We come to A.R.T.S. seeking a new promise, hoping to find a way to escape our blocks and compulsive patterns of avoidance. Creating is what A.R.T.S members do. They want to become the artist they are dreaming that they could be. Each new member has a small insistent creative voice that is demanding the right to be expressed and causing a racket in the soul.
In A.R.T.S. meetings, members have an opportunity to affirm actions they are taking to realize their dreams. The fellowship provides unconditional support for each person’s creative process. Members share experiences, witness each other’s traumatic memories, and experience empathetic relationships. It is a privilege to watch each other grow.
The fellowship of A.R.T.S. Anonymous brings hope, support, solidarity, goodness, trust, courage and faith. Recovering artists in action are strong enough to bring about a rewarding and new creative lifestyle for each individual.
There are many tools in A.R.T.S. Anonymous, each with its own healing strengths.
In A.R.T.S. our creative process is always respected. It does not matter what stage of development our art is in: conception, beginning, middle, or completion. The A.R.T.S. Attitudes and Meeting Etiquette insures a safe atmosphere for sharing about our feelings, our past, our hopes, and our dreams — but most of all our art. Every tool in the A.R.T.S. program requires us to take an action to break our isolation and reach out for community.
Every action we take is an act of Faith, Trust, and Hope. Every A.R.T.S. tool offers us “a power greater than ourselves that can restore us to sanity.” To be restored to sanity, all we have to do is use the A.R.T.S. tools that bring us to our art.
Some blocked artists can do no work. While others work sporadically. They are risk adverse.

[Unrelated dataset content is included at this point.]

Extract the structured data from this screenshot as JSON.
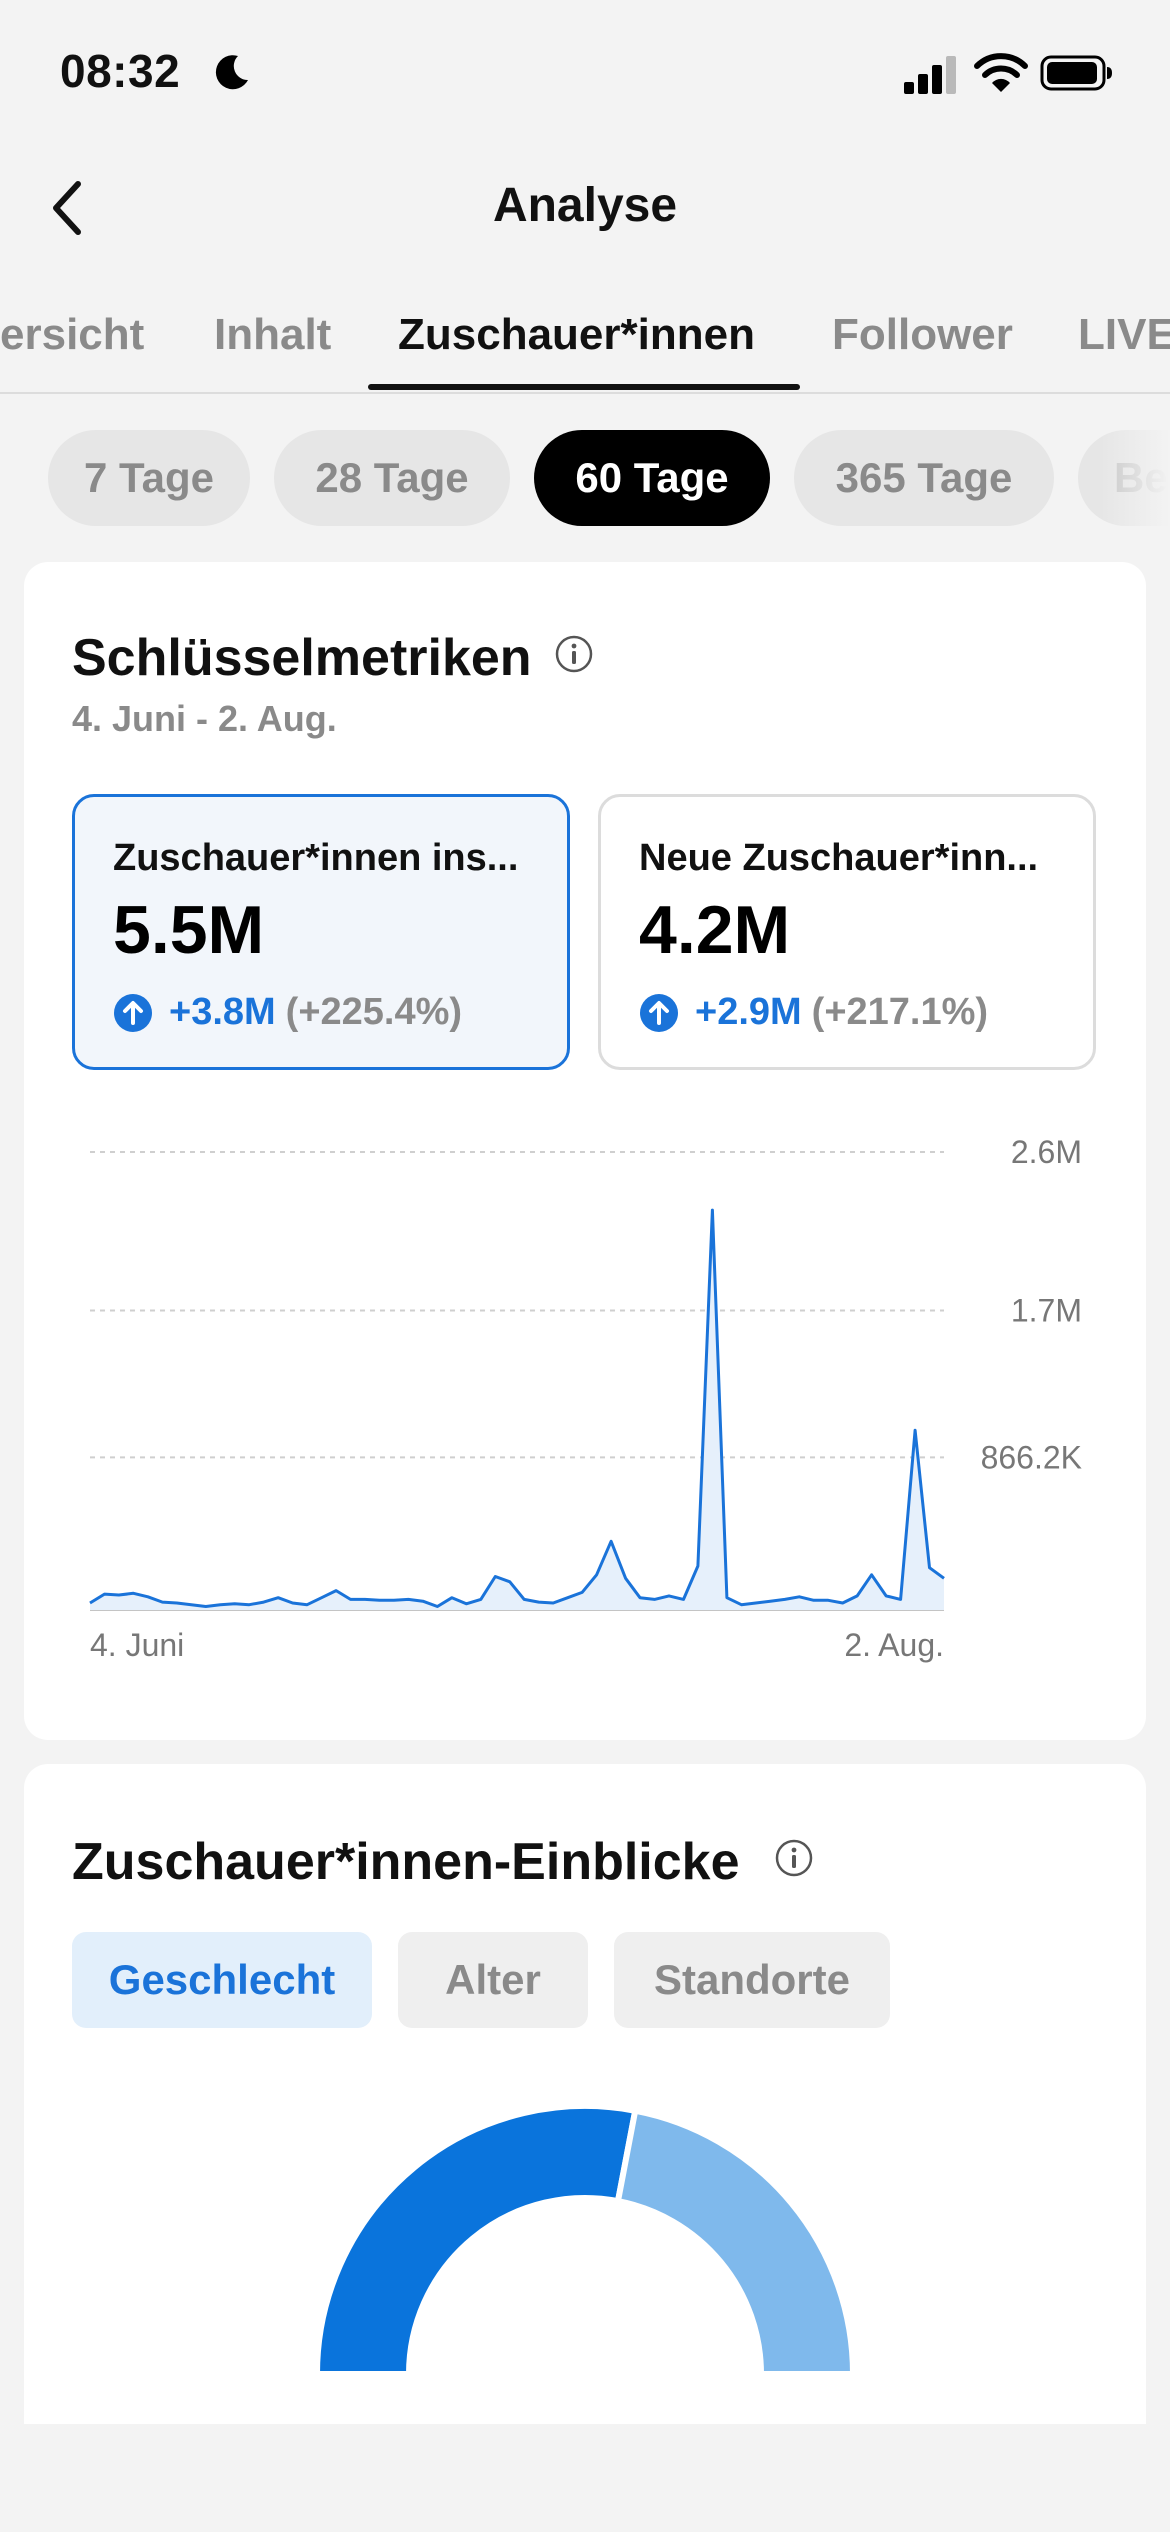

The creative block can strike the career artist whose work was criticized and feels insecure of their talent. An artist can also shut down when faced with poverty which prevents them from trying. With the blocked artist the need to “feel safe” has taken control of their life. The result is creative work is started but not finished. Completed work is abandoned. Work once exhibited is now withheld from the public. Commissions offered are not follow-up. A part-time job that pays the bills is “not enough”, and we give ourselves over to a full- time job. The blocked artist walks out on their dreams and shuts down their destiny. Their art gathers dust — sadness, anger, regrets.